I've also been giving thought to horror movie trailers, as four have come around recently.
The new trailer for High Tension foregoes the very effective use of music and mood in the previous trailer for a slightly more plot-based approach, establishing the basic setting and set-up of the film, and also revealing that the film is, yes, going to be dubbed. I like the other trailer more, as this doesn't do much to distinguish itself from any other slasher films. But, any film that so clearly follows the rules of "the last girl" genre of horror is generally knowing enough about itself and the genre to be worth looking at.
Undead looks like it has an interesting visual style, with some apparent nods to Night of the Comet, but I'd have more enthusiasm for it it if it didn't look so annoying like yet another zombie movie.

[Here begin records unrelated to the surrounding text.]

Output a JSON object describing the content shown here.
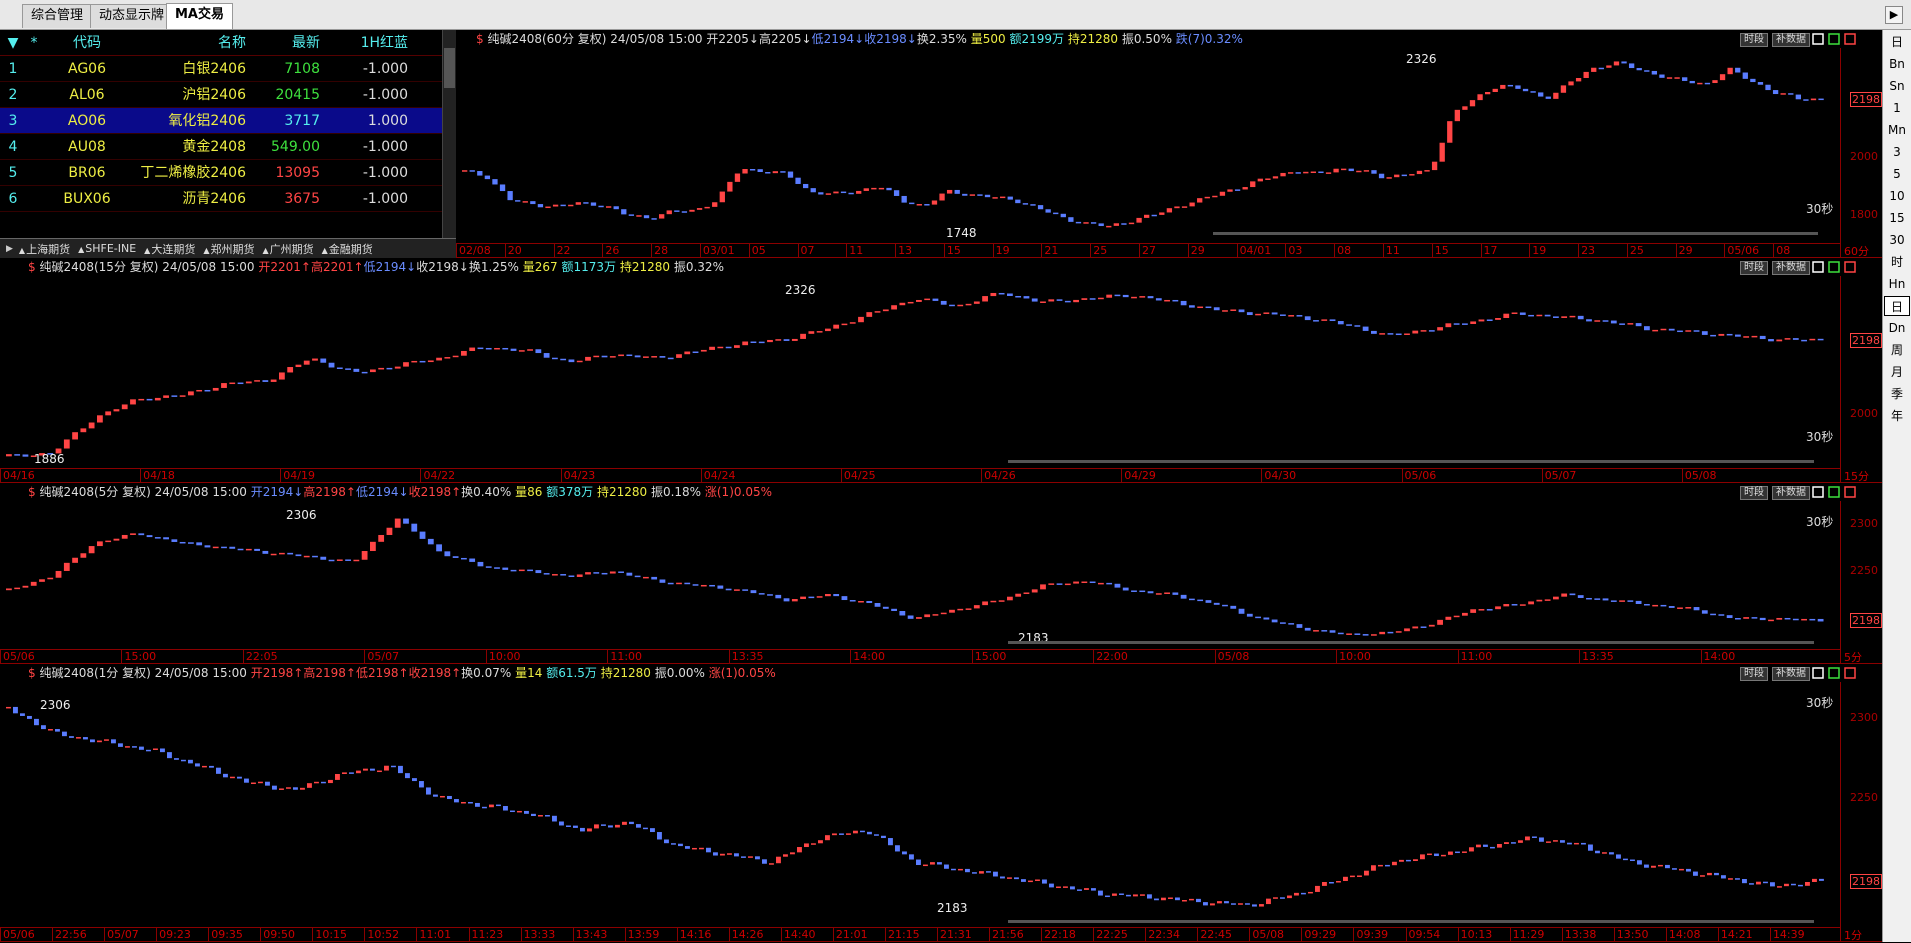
{
  "tabs": [
    {
      "label": "综合管理"
    },
    {
      "label": "动态显示牌"
    },
    {
      "label": "MA交易"
    }
  ],
  "right_toolbar": [
    "日",
    "Bn",
    "Sn",
    "1",
    "Mn",
    "3",
    "5",
    "10",
    "15",
    "30",
    "时",
    "Hn",
    "日",
    "Dn",
    "周",
    "月",
    "季",
    "年"
  ],
  "quote_table": {
    "headers": [
      "▼",
      "*",
      "代码",
      "名称",
      "最新",
      "1H红蓝"
    ],
    "rows": [
      {
        "idx": "1",
        "code": "AG06",
        "name": "白银2406",
        "price": "7108",
        "ind": "-1.000",
        "color": "#3ee03e"
      },
      {
        "idx": "2",
        "code": "AL06",
        "name": "沪铝2406",
        "price": "20415",
        "ind": "-1.000",
        "color": "#3ee03e"
      },
      {
        "idx": "3",
        "code": "AO06",
        "name": "氧化铝2406",
        "price": "3717",
        "ind": "1.000",
        "color": "#5ee"
      },
      {
        "idx": "4",
        "code": "AU08",
        "name": "黄金2408",
        "price": "549.00",
        "ind": "-1.000",
        "color": "#3ee03e"
      },
      {
        "idx": "5",
        "code": "BR06",
        "name": "丁二烯橡胶2406",
        "price": "13095",
        "ind": "-1.000",
        "color": "#ff4545"
      },
      {
        "idx": "6",
        "code": "BUX06",
        "name": "沥青2406",
        "price": "3675",
        "ind": "-1.000",
        "color": "#ff4545"
      }
    ]
  },
  "market_tabs": [
    "上海期货",
    "SHFE-INE",
    "大连期货",
    "郑州期货",
    "广州期货",
    "金融期货"
  ],
  "panels": [
    {
      "head": [
        {
          "t": "纯碱2408(60分 复权) 24/05/08 15:00 ",
          "c": "#ddd"
        },
        {
          "t": "开2205↓",
          "c": "#ddd"
        },
        {
          "t": "高2205↓",
          "c": "#ddd"
        },
        {
          "t": "低2194↓",
          "c": "#6a8cff"
        },
        {
          "t": "收2198↓",
          "c": "#6a8cff"
        },
        {
          "t": "换2.35% ",
          "c": "#ddd"
        },
        {
          "t": "量500 ",
          "c": "#ee4"
        },
        {
          "t": "额2199万 ",
          "c": "#5ee"
        },
        {
          "t": "持21280 ",
          "c": "#ee4"
        },
        {
          "t": "振0.50% ",
          "c": "#ddd"
        },
        {
          "t": "跌(7)0.32%",
          "c": "#6a8cff"
        }
      ],
      "yticks": [
        "2000",
        "1800"
      ],
      "last": "2198",
      "high_label": "2326",
      "low_label": "1748",
      "sec": "30秒",
      "tf": "60分",
      "xticks": [
        "02/08",
        "20",
        "22",
        "26",
        "28",
        "03/01",
        "05",
        "07",
        "11",
        "13",
        "15",
        "19",
        "21",
        "25",
        "27",
        "29",
        "04/01",
        "03",
        "08",
        "11",
        "15",
        "17",
        "19",
        "23",
        "25",
        "29",
        "05/06",
        "08"
      ]
    },
    {
      "head": [
        {
          "t": "纯碱2408(15分 复权) 24/05/08 15:00 ",
          "c": "#ddd"
        },
        {
          "t": "开2201↑",
          "c": "#ff4545"
        },
        {
          "t": "高2201↑",
          "c": "#ff4545"
        },
        {
          "t": "低2194↓",
          "c": "#6a8cff"
        },
        {
          "t": "收2198↓",
          "c": "#ddd"
        },
        {
          "t": "换1.25% ",
          "c": "#ddd"
        },
        {
          "t": "量267 ",
          "c": "#ee4"
        },
        {
          "t": "额1173万 ",
          "c": "#5ee"
        },
        {
          "t": "持21280 ",
          "c": "#ee4"
        },
        {
          "t": "振0.32%",
          "c": "#ddd"
        }
      ],
      "yticks": [
        "2000"
      ],
      "last": "2198",
      "high_label": "2326",
      "low_label": "1886",
      "sec": "30秒",
      "tf": "15分",
      "xticks": [
        "04/16",
        "04/18",
        "04/19",
        "04/22",
        "04/23",
        "04/24",
        "04/25",
        "04/26",
        "04/29",
        "04/30",
        "05/06",
        "05/07",
        "05/08"
      ]
    },
    {
      "head": [
        {
          "t": "纯碱2408(5分 复权) 24/05/08 15:00 ",
          "c": "#ddd"
        },
        {
          "t": "开2194↓",
          "c": "#6a8cff"
        },
        {
          "t": "高2198↑",
          "c": "#ff4545"
        },
        {
          "t": "低2194↓",
          "c": "#6a8cff"
        },
        {
          "t": "收2198↑",
          "c": "#ff4545"
        },
        {
          "t": "换0.40% ",
          "c": "#ddd"
        },
        {
          "t": "量86 ",
          "c": "#ee4"
        },
        {
          "t": "额378万 ",
          "c": "#5ee"
        },
        {
          "t": "持21280 ",
          "c": "#ee4"
        },
        {
          "t": "振0.18% ",
          "c": "#ddd"
        },
        {
          "t": "涨(1)0.05%",
          "c": "#ff4545"
        }
      ],
      "yticks": [
        "2300",
        "2250"
      ],
      "last": "2198",
      "high_label": "2306",
      "low_label": "2183",
      "sec": "30秒",
      "tf": "5分",
      "xticks": [
        "05/06",
        "15:00",
        "22:05",
        "05/07",
        "10:00",
        "11:00",
        "13:35",
        "14:00",
        "15:00",
        "22:00",
        "05/08",
        "10:00",
        "11:00",
        "13:35",
        "14:00"
      ]
    },
    {
      "head": [
        {
          "t": "纯碱2408(1分 复权) 24/05/08 15:00 ",
          "c": "#ddd"
        },
        {
          "t": "开2198↑",
          "c": "#ff4545"
        },
        {
          "t": "高2198↑",
          "c": "#ff4545"
        },
        {
          "t": "低2198↑",
          "c": "#ff4545"
        },
        {
          "t": "收2198↑",
          "c": "#ff4545"
        },
        {
          "t": "换0.07% ",
          "c": "#ddd"
        },
        {
          "t": "量14 ",
          "c": "#ee4"
        },
        {
          "t": "额61.5万 ",
          "c": "#5ee"
        },
        {
          "t": "持21280 ",
          "c": "#ee4"
        },
        {
          "t": "振0.00% ",
          "c": "#ddd"
        },
        {
          "t": "涨(1)0.05%",
          "c": "#ff4545"
        }
      ],
      "yticks": [
        "2300",
        "2250"
      ],
      "last": "2198",
      "high_label": "2306",
      "low_label": "2183",
      "sec": "30秒",
      "tf": "1分",
      "xticks": [
        "05/06",
        "22:56",
        "05/07",
        "09:23",
        "09:35",
        "09:50",
        "10:15",
        "10:52",
        "11:01",
        "11:23",
        "13:33",
        "13:43",
        "13:59",
        "14:16",
        "14:26",
        "14:40",
        "21:01",
        "21:15",
        "21:31",
        "21:56",
        "22:18",
        "22:25",
        "22:34",
        "22:45",
        "05/08",
        "09:29",
        "09:39",
        "09:54",
        "10:13",
        "11:29",
        "13:38",
        "13:50",
        "14:08",
        "14:21",
        "14:39"
      ]
    }
  ],
  "panel_buttons": {
    "time": "时段",
    "supp": "补数据"
  },
  "colors": {
    "up": "#ff4545",
    "down": "#5a7dff",
    "axis": "#8b0000"
  }
}
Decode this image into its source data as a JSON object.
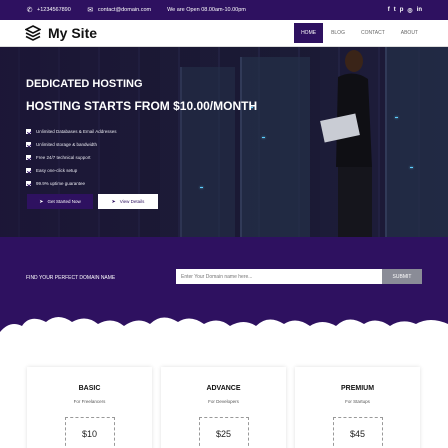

I did not like House of 1000 Corpses. I thought it was an adolescent exercise in cinematic sadism with no merit or point to it at all. Which would have been fine, it if was the slightest bit original or entertaining. So The Devil's Rejects looks like more of the same, only without any of the pretenses to "humor" that the first film contained.
And, of course, House of Wax looks like utter garbage.
Nightwatch looks visually amazing, but I've been burned too many times by films that promised me stunning visuals and then failed to follow through with plot or story. And this "first film in an epic horror trilogy" nonsense has me very nervous that, potentially, the reach of the film-makers has exceeded their talent. Still, it does look very, very pretty and I will almost certainly make a point of going to see it in the unlikely event it plays anywhere near me.